O globo, n. 30820, 24/12/2017. País, p. 11

 

Bitcoin, fora do catálogo

Pablo Cerdeira

24/12/2017

 

 

Qual o valor de um bitcoin? Segundo as últimas cotações, cerca de 17 mil dólares. Subiu mais de 1.500% este ano. E isso acendeu o alerta vermelho. Por todos os lados, fala-se de um eminente estouro de bolha, que poderia jogar por terra a moeda junto com sua credibilidade. Eventual rompimento pode, sim, ocorrer, e isso poderia até mesmo ser saudável para o futuro das criptomoedas.

Como vimos, a valorização do bitcoin despertou forte debate sobre o que seria essa moeda e por que ela tem tido desempenho tão positivo. Para a primeira pergunta, podemos dizer, sem erro, que não há ainda classificação adequada para o bitcoin. Às vezes se comporta como moeda (nas trocas), às vezes como ação (nas ICOs — initial coin offerings, semelhante aos IPOs de ações, mas feito com criptomoedas), às vezes como derivativo (mercado futuro de opções). O bitcoin ainda é um ornitorrinco que os economistas, legisladores e outros tentam catalogar.

Quanto à pergunta sobre sua forte valorização, muitos argumentam que o valor do bitcoin é meramente especulativo, e que ele não teria nenhum valor utilidade. Essa afirmação reduz o verdadeiro papel da criptomoeda. Para os iniciados em mercado futuro, seria como dizer que as opções têm apenas valor extrínseco, sem nenhum valor inerente ao título (intrínseco). Mas isso não é verdade. Todos os dias são realizadas transações multimilionárias usando bitcoin. É fácil encontrar transferências de 100, 200 e até 400 milhões de dólares diariamente.

Dizer que o bitcoin não tem valor inerente é ignorar que transações dessa monta estão sendo realizadas por algum motivo. Podemos apontar duas razões para isso:

1— credibilidade na estrutura do bitcoin como meio de transferência;

2 — menores custos e menor tempo para movimentações de recursos, em especial quando comparado com os modelos tradicionais de transferências internacionais. Transferências usando bitcoins são muito rápidas, muito baratas e muito confiáveis.

Nesse aspecto, o bitcoin se parece, sim, com uma commodity com utilidade real (como o ouro, o petróleo ou a soja). Sua utilidade, entretanto, não está na produção de eletrônicos, de energia ou de alimentos, mas sim na realização de movimentações financeiras.

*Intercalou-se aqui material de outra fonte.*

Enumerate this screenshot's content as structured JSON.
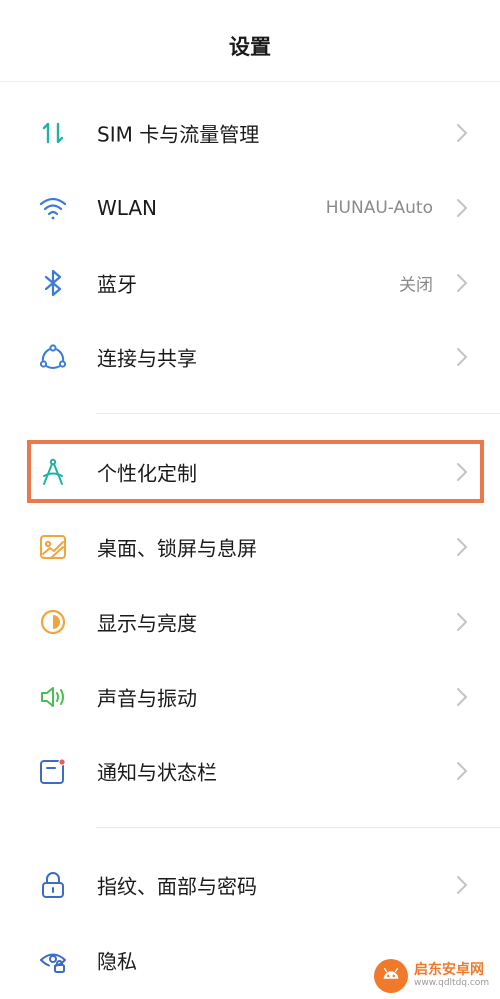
{
  "header": {
    "title": "设置"
  },
  "colors": {
    "icon_teal": "#21b3a0",
    "icon_blue": "#3b7bd8",
    "icon_orange": "#f3a43a",
    "icon_green": "#4cbc55",
    "icon_navy": "#3e6bc8",
    "notify_red": "#f05b4b",
    "highlight": "#e9784c",
    "chevron": "#c4c4c4",
    "value_text": "#8a8a8a"
  },
  "settings": {
    "items": [
      {
        "label": "SIM 卡与流量管理",
        "value": "",
        "icon": "sim-data-icon"
      },
      {
        "label": "WLAN",
        "value": "HUNAU-Auto",
        "icon": "wifi-icon"
      },
      {
        "label": "蓝牙",
        "value": "关闭",
        "icon": "bluetooth-icon"
      },
      {
        "label": "连接与共享",
        "value": "",
        "icon": "connection-share-icon"
      },
      {
        "label": "个性化定制",
        "value": "",
        "icon": "personalization-icon"
      },
      {
        "label": "桌面、锁屏与息屏",
        "value": "",
        "icon": "wallpaper-icon"
      },
      {
        "label": "显示与亮度",
        "value": "",
        "icon": "brightness-icon"
      },
      {
        "label": "声音与振动",
        "value": "",
        "icon": "sound-icon"
      },
      {
        "label": "通知与状态栏",
        "value": "",
        "icon": "notification-icon"
      },
      {
        "label": "指纹、面部与密码",
        "value": "",
        "icon": "lock-icon"
      },
      {
        "label": "隐私",
        "value": "",
        "icon": "privacy-icon"
      }
    ]
  },
  "watermark": {
    "name": "启东安卓网",
    "url": "www.qdltdq.com"
  }
}
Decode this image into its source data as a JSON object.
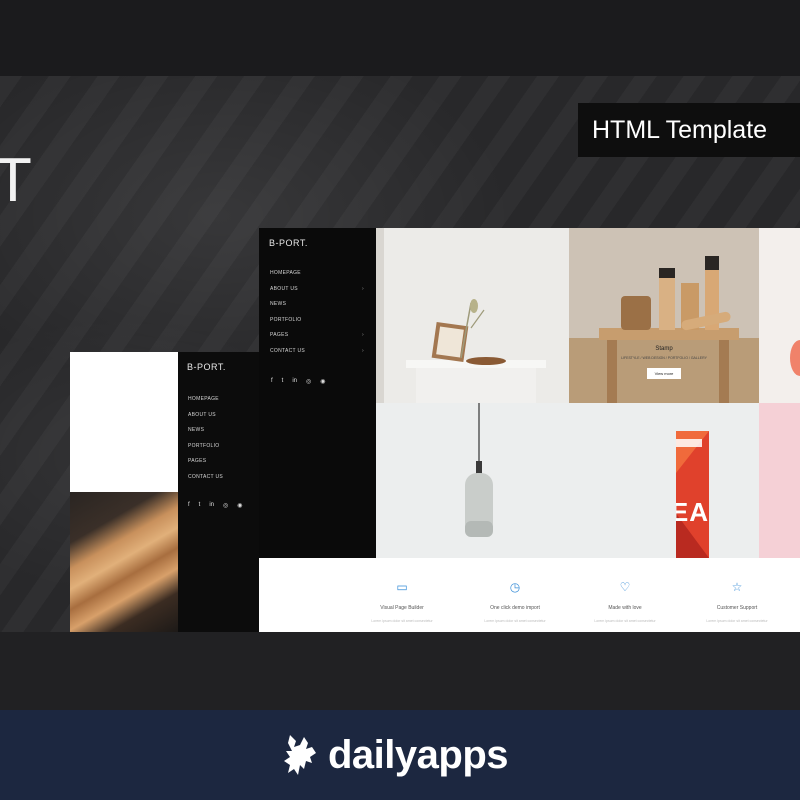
{
  "hero": {
    "title_fragment": "T"
  },
  "badge": {
    "text": "HTML Template"
  },
  "preview_front": {
    "logo": "B-PORT.",
    "menu": [
      {
        "label": "HOMEPAGE",
        "has_arrow": false
      },
      {
        "label": "ABOUT US",
        "has_arrow": true
      },
      {
        "label": "NEWS",
        "has_arrow": false
      },
      {
        "label": "PORTFOLIO",
        "has_arrow": false
      },
      {
        "label": "PAGES",
        "has_arrow": true
      },
      {
        "label": "CONTACT US",
        "has_arrow": true
      }
    ],
    "arrow_glyph": "›",
    "social": [
      "f",
      "t",
      "in",
      "◎",
      "◉"
    ],
    "hero_item": {
      "title": "Stamp",
      "caption": "LIFESTYLE / WEB DESIGN / PORTFOLIO / GALLERY",
      "button": "View more"
    },
    "tea_label": "TEA",
    "features": [
      {
        "icon": "monitor-icon",
        "glyph": "▭",
        "title": "Visual Page Builder",
        "text": "Lorem ipsum dolor sit amet consectetur"
      },
      {
        "icon": "watch-icon",
        "glyph": "◷",
        "title": "One click demo import",
        "text": "Lorem ipsum dolor sit amet consectetur"
      },
      {
        "icon": "heart-icon",
        "glyph": "♡",
        "title": "Made with love",
        "text": "Lorem ipsum dolor sit amet consectetur"
      },
      {
        "icon": "star-icon",
        "glyph": "☆",
        "title": "Customer Support",
        "text": "Lorem ipsum dolor sit amet consectetur"
      }
    ]
  },
  "preview_back": {
    "logo": "B-PORT.",
    "menu": [
      "HOMEPAGE",
      "ABOUT US",
      "NEWS",
      "PORTFOLIO",
      "PAGES",
      "CONTACT US"
    ],
    "social": [
      "f",
      "t",
      "in",
      "◎",
      "◉"
    ]
  },
  "footer": {
    "brand": "dailyapps"
  },
  "colors": {
    "background": "#232325",
    "footer": "#1c2740",
    "accent_icon": "#3b8fd8",
    "tea_red": "#e0412c"
  }
}
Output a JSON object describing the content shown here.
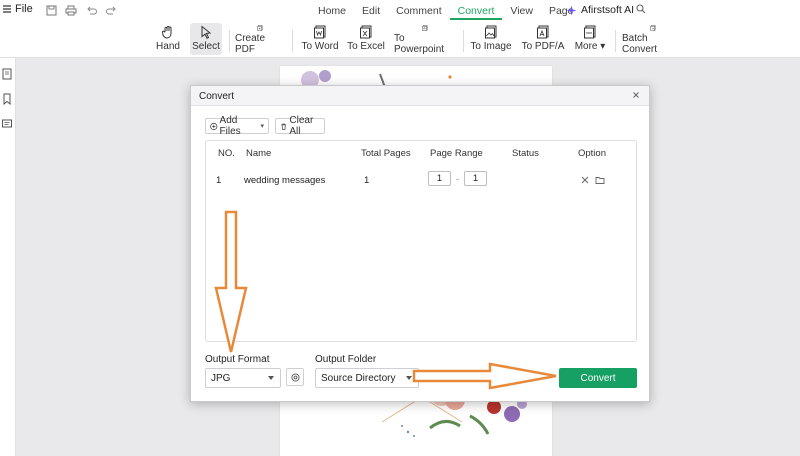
{
  "menubar": {
    "file_label": "File",
    "tabs": [
      {
        "label": "Home",
        "active": false
      },
      {
        "label": "Edit",
        "active": false
      },
      {
        "label": "Comment",
        "active": false
      },
      {
        "label": "Convert",
        "active": true
      },
      {
        "label": "View",
        "active": false
      },
      {
        "label": "Page",
        "active": false
      }
    ],
    "ai_label": "Afirstsoft AI"
  },
  "toolbar": {
    "hand": "Hand",
    "select": "Select",
    "create_pdf": "Create PDF",
    "to_word": "To Word",
    "to_excel": "To Excel",
    "to_powerpoint": "To Powerpoint",
    "to_image": "To Image",
    "to_pdfa": "To PDF/A",
    "more": "More",
    "batch_convert": "Batch Convert"
  },
  "dialog": {
    "title": "Convert",
    "add_files": "Add Files",
    "clear_all": "Clear All",
    "columns": {
      "no": "NO.",
      "name": "Name",
      "total_pages": "Total Pages",
      "page_range": "Page Range",
      "status": "Status",
      "option": "Option"
    },
    "rows": [
      {
        "no": "1",
        "name": "wedding messages",
        "total_pages": "1",
        "range_from": "1",
        "range_to": "1",
        "status": ""
      }
    ],
    "output_format_label": "Output Format",
    "output_format_value": "JPG",
    "output_folder_label": "Output Folder",
    "output_folder_value": "Source Directory",
    "convert_button": "Convert"
  },
  "colors": {
    "accent": "#1fa463",
    "convert_button": "#17a063",
    "annotation_arrow": "#e8893a"
  }
}
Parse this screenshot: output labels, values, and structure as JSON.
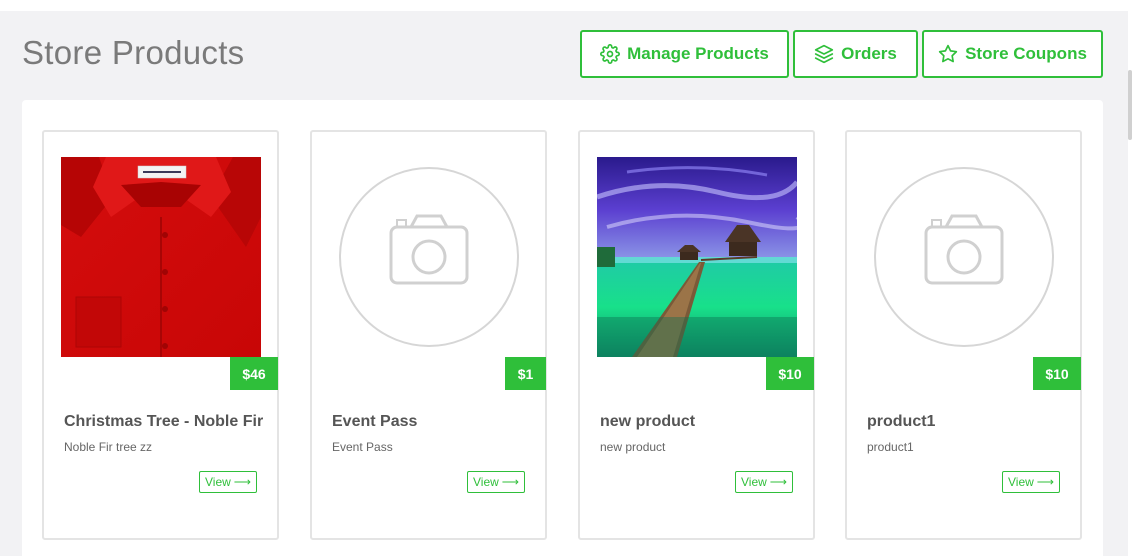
{
  "page": {
    "title": "Store Products"
  },
  "toolbar": {
    "manage_products_label": "Manage Products",
    "orders_label": "Orders",
    "store_coupons_label": "Store Coupons"
  },
  "products": [
    {
      "title": "Christmas Tree - Noble Fir",
      "description": "Noble Fir tree zz",
      "price": "$46",
      "image": "red-shirt-photo",
      "view_label": "View",
      "view_arrow": "⟶"
    },
    {
      "title": "Event Pass",
      "description": "Event Pass",
      "price": "$1",
      "image": "camera-placeholder-icon",
      "view_label": "View",
      "view_arrow": "⟶"
    },
    {
      "title": "new product",
      "description": "new product",
      "price": "$10",
      "image": "tropical-pier-photo",
      "view_label": "View",
      "view_arrow": "⟶"
    },
    {
      "title": "product1",
      "description": "product1",
      "price": "$10",
      "image": "camera-placeholder-icon",
      "view_label": "View",
      "view_arrow": "⟶"
    }
  ],
  "colors": {
    "accent": "#2fbf3a",
    "title": "#7a7a7a",
    "background": "#f2f2f4"
  }
}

Parcela desses 17 mil dólares por bitcoin é especulativa, mas parcela é valor utilidade. E não existe barreira bem definida separando ambos. Uma bolha pode estourar, e os especuladores, que compram para armazenar, poderão perder dinheiro. Mas quem está usando bitcoin pelo seu valor utilidade não será afetado por isso, porque seu valor de mercado é irrelevante.